Brow Beat

Can a Motion-Capture Performer Win an Oscar?

Photo by ROBYN BECK/AFP/Getty Images

The Rise of the Planet of the Apes opens Friday, and the acclaim for Andy Serkis, who plays super-intelligent ape Caesar, is growing. On Hollywood Elsewhere, Jeffrey Wells declares that Serkis should be nominated for best supporting actor—despite the fact that motion-capture technology was used to transform the man into a simian.

Apes reanimates a debate that’s been going on for a decade (since Serkis was winning raves for his performance as Gollum in the Lord of the Rings) and resurfaced last year when Avatar got shut out of the acting categories. Are motion-capture performers like Serkis and Avatar’s Zoe Saldana really “actors” in the same way that live-action actors are? Or are they something more akin to puppeteers, directing the action from offstage—a kind of high-tech update to the models who have always inspired hand-drawn animators?

This featurette on the impressive work special-effects pioneers WETA did on Apes doesn’t really clarify the issue. On one hand, you can absolutely see how Serkis’s dexterous physical work is being translated into the Caesar we see onscreen, “infusing” the ape with the “heart and soul” of the man’s performance. On the other hand, when the artists start to talk about creating the apes’ skeletons and musculature, it becomes harder to buy the argument that motion-capture effects are really no different from makeup and prosthetics.

There’s nothing in the Academy rules that would make a motion-capture performance ineligible for an acting award. But this question isn’t really about rules, or even about technology—it’s about what we believe the magic of acting is all about. Since the middle of the 20th century or so, high-quality acting, especially on film, has been about fostering a sense that the character and the actor are actually a single being. A successful performance, we like to say, is one in which the performer “disappears” into the role. The same goes for getting viewers to accept a motion-capture performance as equivalent to a live-action one: They need to really believe that what they’re seeing onscreen is Andy Serkis—not just something that is infused with Andy Serkis, or based on Andy Serkis.
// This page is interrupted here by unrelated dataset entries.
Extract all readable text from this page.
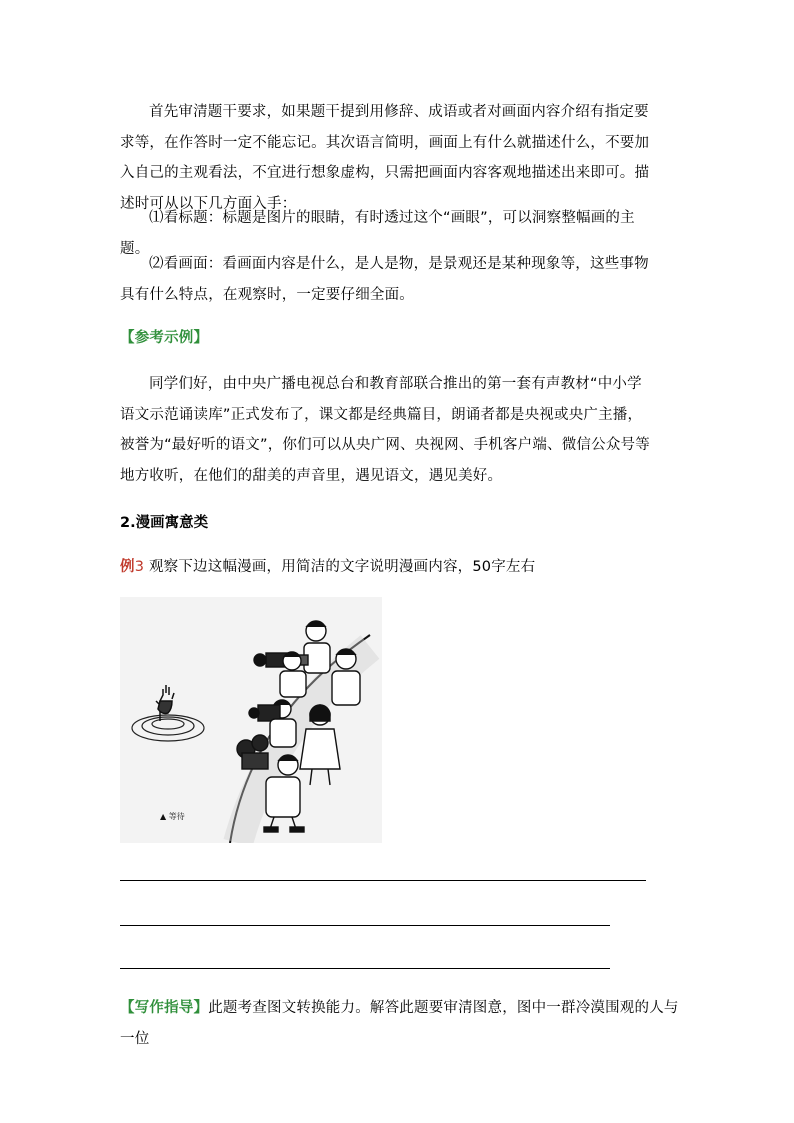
首先审清题干要求，如果题干提到用修辞、成语或者对画面内容介绍有指定要求等，在作答时一定不能忘记。其次语言简明，画面上有什么就描述什么，不要加入自己的主观看法，不宜进行想象虚构，只需把画面内容客观地描述出来即可。描述时可从以下几方面入手：

⑴看标题：标题是图片的眼睛，有时透过这个“画眼”，可以洞察整幅画的主题。

⑵看画面：看画面内容是什么，是人是物，是景观还是某种现象等，这些事物具有什么特点，在观察时，一定要仔细全面。

【参考示例】

同学们好，由中央广播电视总台和教育部联合推出的第一套有声教材“中小学语文示范诵读库”正式发布了，课文都是经典篇目，朗诵者都是央视或央广主播，被誉为“最好听的语文”，你们可以从央广网、央视网、手机客户端、微信公众号等地方收听，在他们的甜美的声音里，遇见语文，遇见美好。

2.漫画寓意类

例3 观察下边这幅漫画，用简洁的文字说明漫画内容，50字左右

▲ 等待

【写作指导】此题考查图文转换能力。解答此题要审清图意，图中一群冷漠围观的人与一位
Other heavily CGI-draped performances have had little trouble convincing an audience that it’s looking at a single being—but they’ve been humans. It may have required 155 artists to create the digitally-rendered, motion-captured face Brad Pitt wore for the first hour of The Curious Case of Benjamin Button, but audiences instinctively knew they were looking at Pitt wearing a kind of mask. (He got a best actor nod for the performance.) The same goes when we see Ralph Fiennes as Voldemort, or Chris Evans as skinny Steve Rogers in Captain America. But for non-human characters, like the ones in Avatar or Apes, it’s just that much harder to convince viewers that there’s a real actor inside the special-effects costume.

Technology is supposed to have taken us past the old “dude in a monkey suit” days. But when it comes to getting a talented actor like Serkis the recognition he deserves, audiences—and Academy voters—will have to be convinced that he is, in fact, just a dude in a monkey suit.